Se acercaron a la entrada que les mostró Jehudá. El centinela, al oír que eran los padres del Muchacho con el que conversaban los escribas, les abrió respetuosamente la puerta. La sala estaba medio a oscuras. Los poyos formaban un semicírculo, en medio había un pequeño pulpito y un pequeño armario decorado,-para guardar los rollos de la Sagrada Escritura.
Los bancos estaban ocupados por los ilustres doctores enfundados en sus balandranes. Ante ellos, en actitud de discípulo, estaba Jesús.
Los escribas hablaban despacio. Llenos de unción. Cuando alguno tomaba la palabra, hacía primero una reverencia a los demás. Cada uno de los oradores empezaba diciendo: «Así dijo el venerable rabbí...-, así se expresó el ilustre rabbí...». Las citas largas se entremezclaban en los discursos que fluían de sus labios. De cuando en cuando, alguno de los escribas se dirigía al Muchacho. Entonces Él le contestaba. Hablaba normalmente, de modo conciso. A veces empezaba diciendo: «Dice la Escritura». Algunos sabios chasqueaban los labios con aprobación después de sus respuestas.
José y Miriam se detuvieron en la puerta intimidados. Pero Miriam, al ver a su Hijo, no pudo contenerse. Corrió hasta Jesús, lo abrazó. Exclamó:
—¡Hijo! ¡Hijo! ¡Estás aquí! ¡Te hemos buscado tanto! ¡He temido tanto por ti!
Se interrumpió al notar de repente la mirada de los escribas fija en ella. Las miradas benévolas que habían otorgado al Muchacho se apagaron de inmediato. Ahora en sus ojos brillaba el desprecio y la ira.
—¿Quién dejó entrar aquí a esta mujer? —preguntó alguien.
—¡Echadla! —gritó otro.
José se adelantó unos pasos. Juntó implorante las manos.
—No os enfadéis, venerables —dijo—. Somos los padres de este Muchacho. Lo habíamos perdido y llenos de ansiedad lo estuvimos buscando. Nos hemos alegrado al encontrarle aquí...

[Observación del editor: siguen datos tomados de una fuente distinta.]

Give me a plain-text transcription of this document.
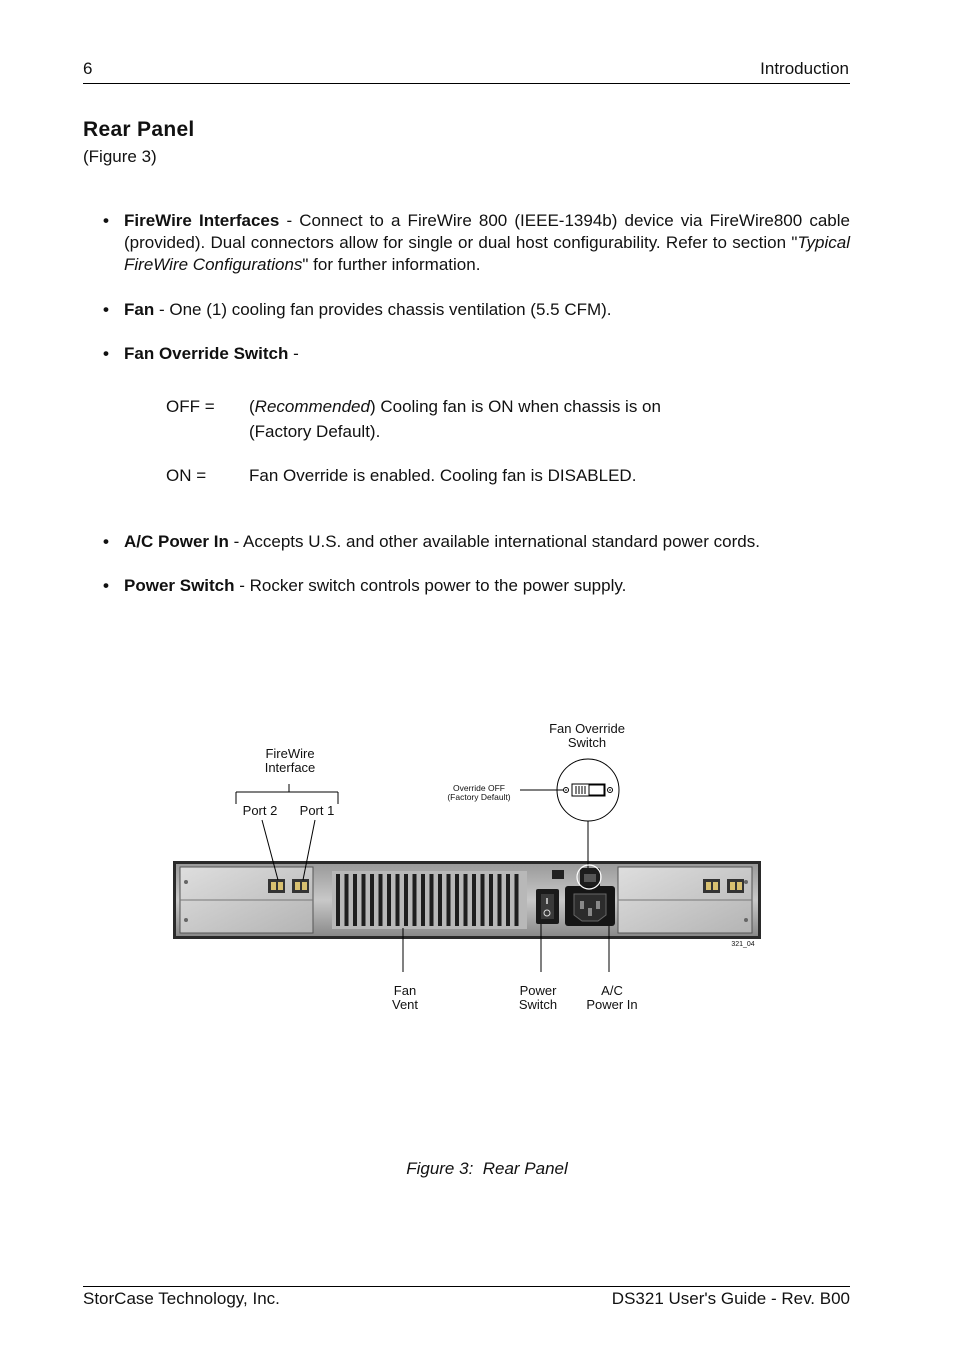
6	Introduction
Rear Panel
(Figure 3)
• FireWire Interfaces - Connect to a FireWire 800 (IEEE-1394b) device via FireWire800 cable (provided). Dual connectors allow for single or dual host configurability. Refer to section "Typical FireWire Configurations" for further information.
• Fan - One (1) cooling fan provides chassis ventilation (5.5 CFM).
• Fan Override Switch -
OFF = (Recommended) Cooling fan is ON when chassis is on
(Factory Default).
ON =	Fan Override is enabled. Cooling fan is DISABLED.
• A/C Power In - Accepts U.S. and other available international standard power cords.
• Power Switch - Rocker switch controls power to the power supply.
FireWire
Interface
Port 2	Port 1
Fan Override
Switch
Override OFF
(Factory Default)
Fan
Vent
Power
Switch
A/C
Power In
321_04
Figure 3:  Rear Panel
StorCase Technology, Inc.	DS321 User's Guide - Rev. B00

—¡En este caso —dijo uno de los hombres—, coge al Muchacho y a esta mujer y largaos de aquí! ¡No es sitio donde puede entrar cualquier am-ha'arez ¡Marchaos! Vuestra irrupción ha perturbado los pensamientos de los venerables sabios. ¡Bueno! ¡Idos más deprisa! —dijo impaciente, golpeando el suelo con el pie.
Miriam no retiró ni por un momento el brazo de los hombros de su Hijo. José les seguía por detrás. El centinela que antes les había abierto la puerta, les gritó ahora con ordinariez. No hablaron hasta llegar al atrio. Sólo entonces Miriam le reconvino dolorida:
—¿Qué has hecho, Hijo? ¡Nos has causado tanta alarma y zozobra! ¡Los dos hemos estado muy asustados! Te hemos buscado temblando... ¿Cómo pudiste portarte así?
No bajó la cabeza como quien se siente culpable. José, mirando de reojo al Hijo, percibió un fulgor en Su mirada; el mismo misterioso fulgor que ya había visto una vez.
—¿Me habéis estado buscando? —dijo—. ¿Habéis temido por mí? ¡Teníais que haber sabido que mi sitio está en la casa del Padre!
El tono de voz era sereno, pero lo que decía sonó a reproche. José vio palidecer a Miriam y cómo le temblaron los labios. Ella no dijo nada. Sin mediar palabra, se dirigieron hacia el puente.
Salieron de la ciudad, llegaron a su tienda. Jesús, sin haber pronunciado todavía una sola palabra, empezó a recoger el equipaje. Preparó los fardos, los puso sobre el asno. Mientras trabajaba, ellos le observaban atentamente a hurtadillas.
—No te preocupes —le susurró José—. Vendrá con nosotros. Todo seguirá como antes.
—Así parece —le contestó ella en voz baja—. Yo temía que... Pero, José, ¿por qué ha dicho eso?
Ya tenía en la punta de la lengua: «Para que te acuerdes cuando llegue el momento de la verdadera separación...» Pero no lo dijo. No quiso presumir del conocimiento que le había sido infundido. Sus caminos se separaban. Ella iba a seguir; él, la sombra, iba a desaparecer. Por eso, ella no comprendía todavía lo que él había comprendido. Por primera vez él se le había adelantado...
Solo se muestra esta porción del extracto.